Dieser beantragte bei der Gothaer die Auszahlung der Haushaltsversicherung in Höhe von 50.000 EUR denn bei Verkehrsunfällen verletzte Opfer können nicht nur Schadensersatz geltend machen. Sie dürfen auch Kosten für die Haushaltsführung in Rechnung stellen, sofern sie auf Hilfe angewiesen sind.

Letztendlich wurde ihm die Zahlung von der Gothaer Versicherung verweigert da diese als Begründung die Textstelle Sure 4,34 aus dem Koran zitierten:

„Die traditionelle Ehe wird in der Regel nicht als Paarbeziehung verstanden; sie dient der Gemeinschaft. Es kann also nicht vom Vorbild der deutschen Ehe ausgegangen werden, wo sich die Eheleute den Haushalt teilen…Nach dem patriarchalen und traditionellen Mannesbild in der muslimischen Ehe führt der Ehemann nicht den Haushalt.“

Somit ist für die Versicherung klar: Da der Mann laut Koran den Haushalt nicht macht, gibt es auch keine Auszahlung der Haushaltsversicherung.
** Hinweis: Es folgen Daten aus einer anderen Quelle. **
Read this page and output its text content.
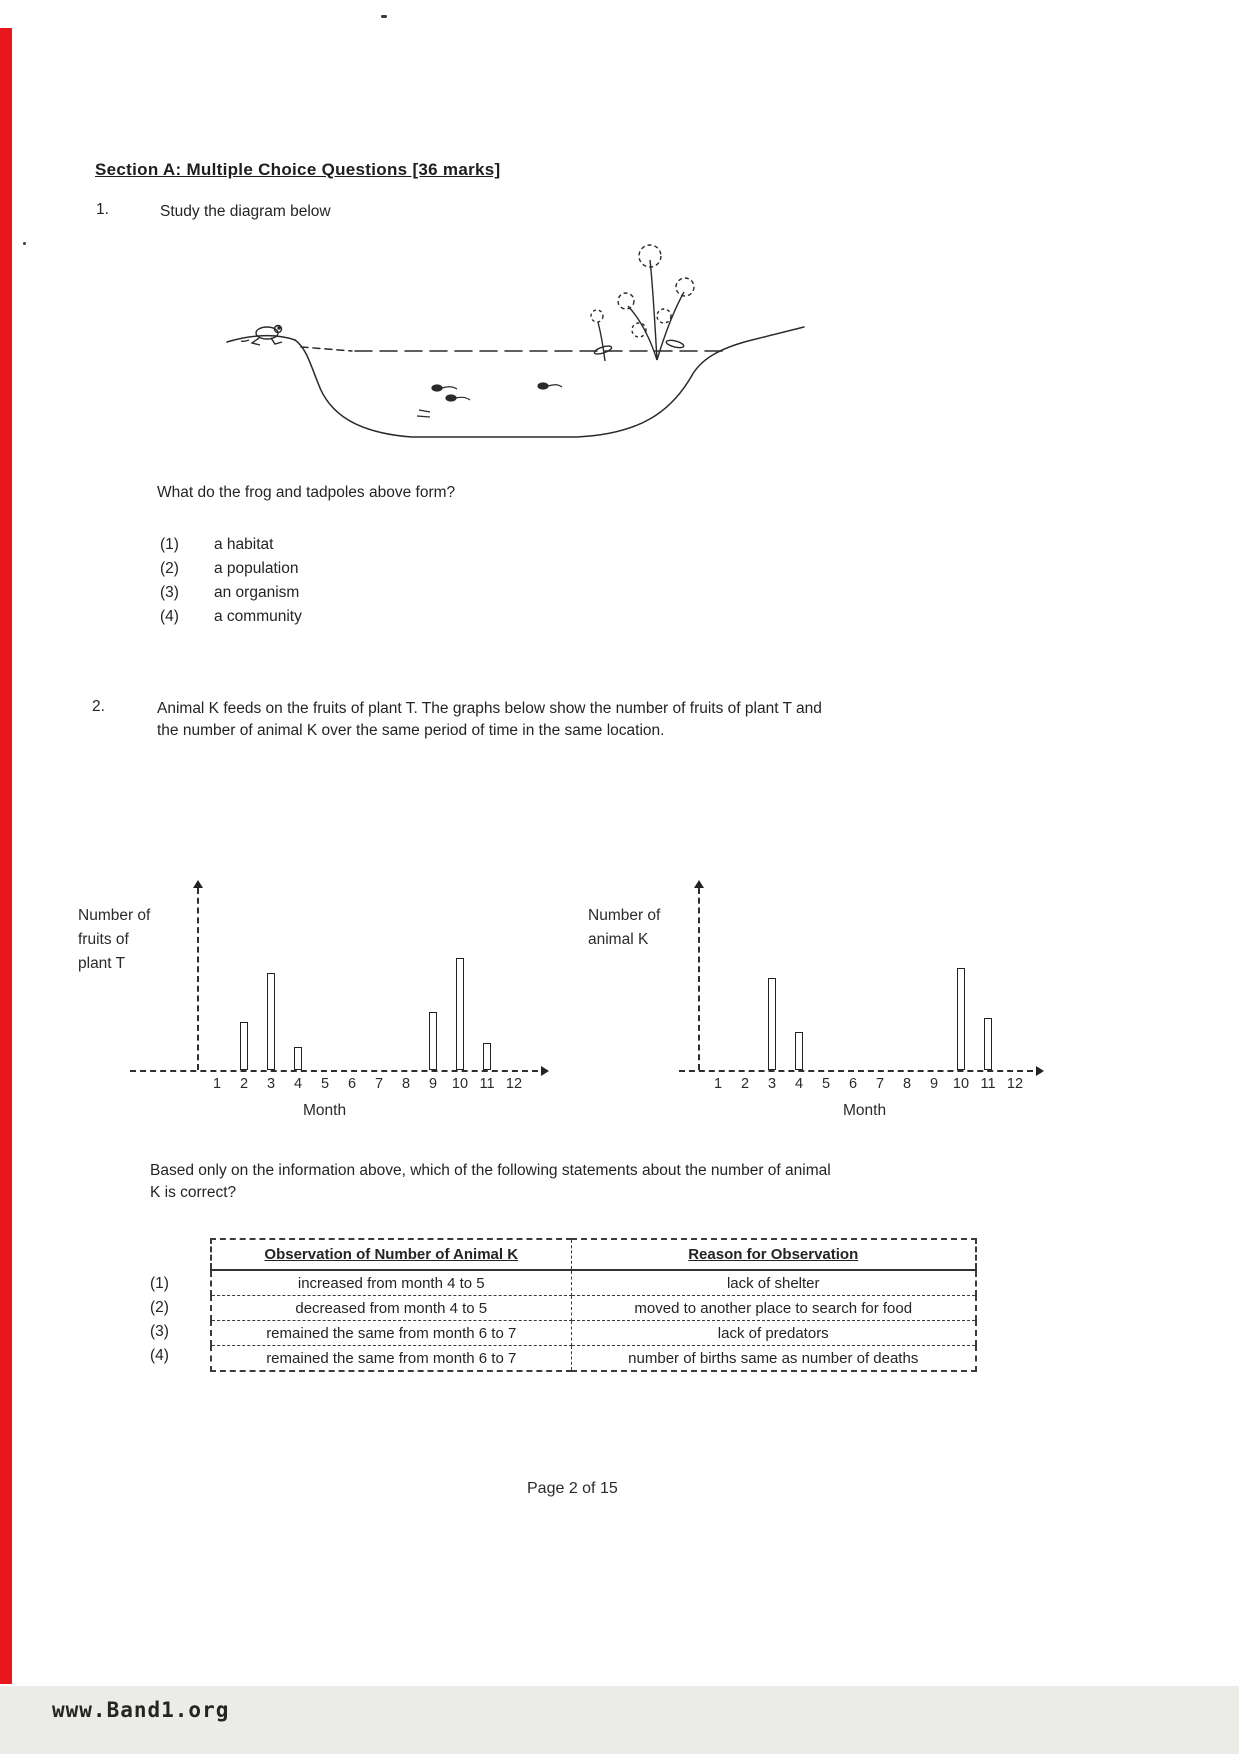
Section A: Multiple Choice Questions [36 marks]
1.	Study the diagram below
What do the frog and tadpoles above form?
(1) a habitat
(2) a population
(3) an organism
(4) a community
2.	Animal K feeds on the fruits of plant T. The graphs below show the number of fruits of plant T and
the number of animal K over the same period of time in the same location.
Number of
fruits of
plant T
1	2	3	4	5	6	7	8	9	10 11 12
Month
Number of
animal K
1	2	3	4	5	6	7	8	9	10 11 12
Month
Based only on the information above, which of the following statements about the number of animal
K is correct?
(1)
(2)
(3)
(4)
Observation of Number of Animal K	Reason for Observation
increased from month 4 to 5	lack of shelter
decreased from month 4 to 5	moved to another place to search for food
remained the same from month 6 to 7	lack of predators
remained the same from month 6 to 7	number of births same as number of deaths
Page 2 of 15
www.Band1.org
Das die Frau von dem Mann allerdings berufstätig ist und das es in dieser Ehe halt trotz muslimischen Glaubens und Koran so ist, dass der Mann den Haushalt macht, wird von der Versicherung ignoriert und mit Berufung auf die Glaubensrichtung und den Koran die Zahlung verweigert.